Una volta posta la diagnosi di NEC in entrambi i gruppi, stante per definizione la presenza di neutropenia, i pazienti iniziano immediatamente un trattamento (protocollo interno della nostra U.O. di Ematologia ideato appositamente per i casi di NEC) volto a coprire Gram positivi, Gram negativi, anaerobi, funghi. La terapia viene iniziata empiricamente, in attesa di emocolture (in caso di febbre) o rilievi colturali da feci o tamponi rettali. La terapia antifungina deve coprire la candida soprattutto ceppi potenzialmente resistenti agli azoli, e l’Aspergillus, anche se questo è più raro.
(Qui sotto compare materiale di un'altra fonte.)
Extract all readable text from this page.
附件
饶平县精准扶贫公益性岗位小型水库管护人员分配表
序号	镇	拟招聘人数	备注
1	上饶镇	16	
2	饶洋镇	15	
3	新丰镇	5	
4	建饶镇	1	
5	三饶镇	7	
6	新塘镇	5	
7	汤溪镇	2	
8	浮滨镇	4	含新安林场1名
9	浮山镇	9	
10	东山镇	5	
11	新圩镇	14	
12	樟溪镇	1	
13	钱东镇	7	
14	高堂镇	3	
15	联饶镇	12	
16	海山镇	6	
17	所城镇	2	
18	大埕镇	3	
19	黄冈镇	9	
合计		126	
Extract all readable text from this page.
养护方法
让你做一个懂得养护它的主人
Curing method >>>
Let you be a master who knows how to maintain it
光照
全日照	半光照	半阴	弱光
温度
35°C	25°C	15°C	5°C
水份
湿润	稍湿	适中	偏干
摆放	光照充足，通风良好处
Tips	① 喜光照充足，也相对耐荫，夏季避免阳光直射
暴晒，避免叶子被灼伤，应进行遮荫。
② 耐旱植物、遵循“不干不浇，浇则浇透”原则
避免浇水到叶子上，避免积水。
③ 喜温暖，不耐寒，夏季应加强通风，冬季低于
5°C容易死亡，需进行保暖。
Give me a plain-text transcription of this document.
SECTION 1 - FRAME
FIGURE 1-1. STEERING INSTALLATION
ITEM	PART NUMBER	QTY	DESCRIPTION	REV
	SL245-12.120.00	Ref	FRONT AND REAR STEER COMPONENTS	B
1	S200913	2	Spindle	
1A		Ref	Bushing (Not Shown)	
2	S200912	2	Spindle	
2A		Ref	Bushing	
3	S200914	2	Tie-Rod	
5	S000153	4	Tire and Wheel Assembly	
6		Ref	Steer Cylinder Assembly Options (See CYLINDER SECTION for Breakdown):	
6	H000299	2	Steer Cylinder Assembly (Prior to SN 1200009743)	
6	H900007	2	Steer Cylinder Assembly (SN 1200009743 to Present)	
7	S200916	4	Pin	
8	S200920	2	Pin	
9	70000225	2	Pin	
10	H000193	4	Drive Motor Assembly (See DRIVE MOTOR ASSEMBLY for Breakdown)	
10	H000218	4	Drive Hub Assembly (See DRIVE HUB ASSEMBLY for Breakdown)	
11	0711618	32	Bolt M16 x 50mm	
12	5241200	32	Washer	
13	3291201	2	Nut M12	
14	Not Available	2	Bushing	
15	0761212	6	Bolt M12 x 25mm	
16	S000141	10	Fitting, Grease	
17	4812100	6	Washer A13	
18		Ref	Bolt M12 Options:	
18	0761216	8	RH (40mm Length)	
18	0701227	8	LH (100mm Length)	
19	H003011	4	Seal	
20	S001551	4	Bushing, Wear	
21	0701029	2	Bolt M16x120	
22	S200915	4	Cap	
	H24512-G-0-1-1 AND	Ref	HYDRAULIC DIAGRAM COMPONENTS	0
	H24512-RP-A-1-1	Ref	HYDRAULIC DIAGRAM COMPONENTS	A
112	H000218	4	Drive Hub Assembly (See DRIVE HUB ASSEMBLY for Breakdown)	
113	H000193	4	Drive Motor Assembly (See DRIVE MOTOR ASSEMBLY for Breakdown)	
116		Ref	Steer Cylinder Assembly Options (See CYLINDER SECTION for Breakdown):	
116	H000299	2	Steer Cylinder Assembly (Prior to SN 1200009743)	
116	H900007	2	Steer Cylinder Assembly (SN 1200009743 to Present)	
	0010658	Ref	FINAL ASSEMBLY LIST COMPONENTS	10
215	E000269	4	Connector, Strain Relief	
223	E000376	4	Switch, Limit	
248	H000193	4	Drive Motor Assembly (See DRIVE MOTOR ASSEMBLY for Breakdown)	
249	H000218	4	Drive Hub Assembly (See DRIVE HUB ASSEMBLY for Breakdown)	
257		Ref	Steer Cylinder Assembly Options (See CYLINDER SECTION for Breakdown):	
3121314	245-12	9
I pazienti ricevono inoltre: fattore di crescita granulocitario, riposo intestinale mediante nutrizione parenterale totale, trasfusioni di emazie concentrate, piastrine ed eventualmente di plasma fresco congelato per necessità. In casi di sepsi severa con febbre non controllata sono stati infusi anticorpi arricchiti in IgM e trasfusione di granulociti da donatori volontari

La ricerca di eventuali patogeni responsabili della sintomatologia dei pazienti di questo studio è stata fatta mediante

1. emocolture seriate sia da catetere venoso centrale (se presente) che da sangue periferico (secondo una istruzione operativa del nostro Reparto di Ematologia).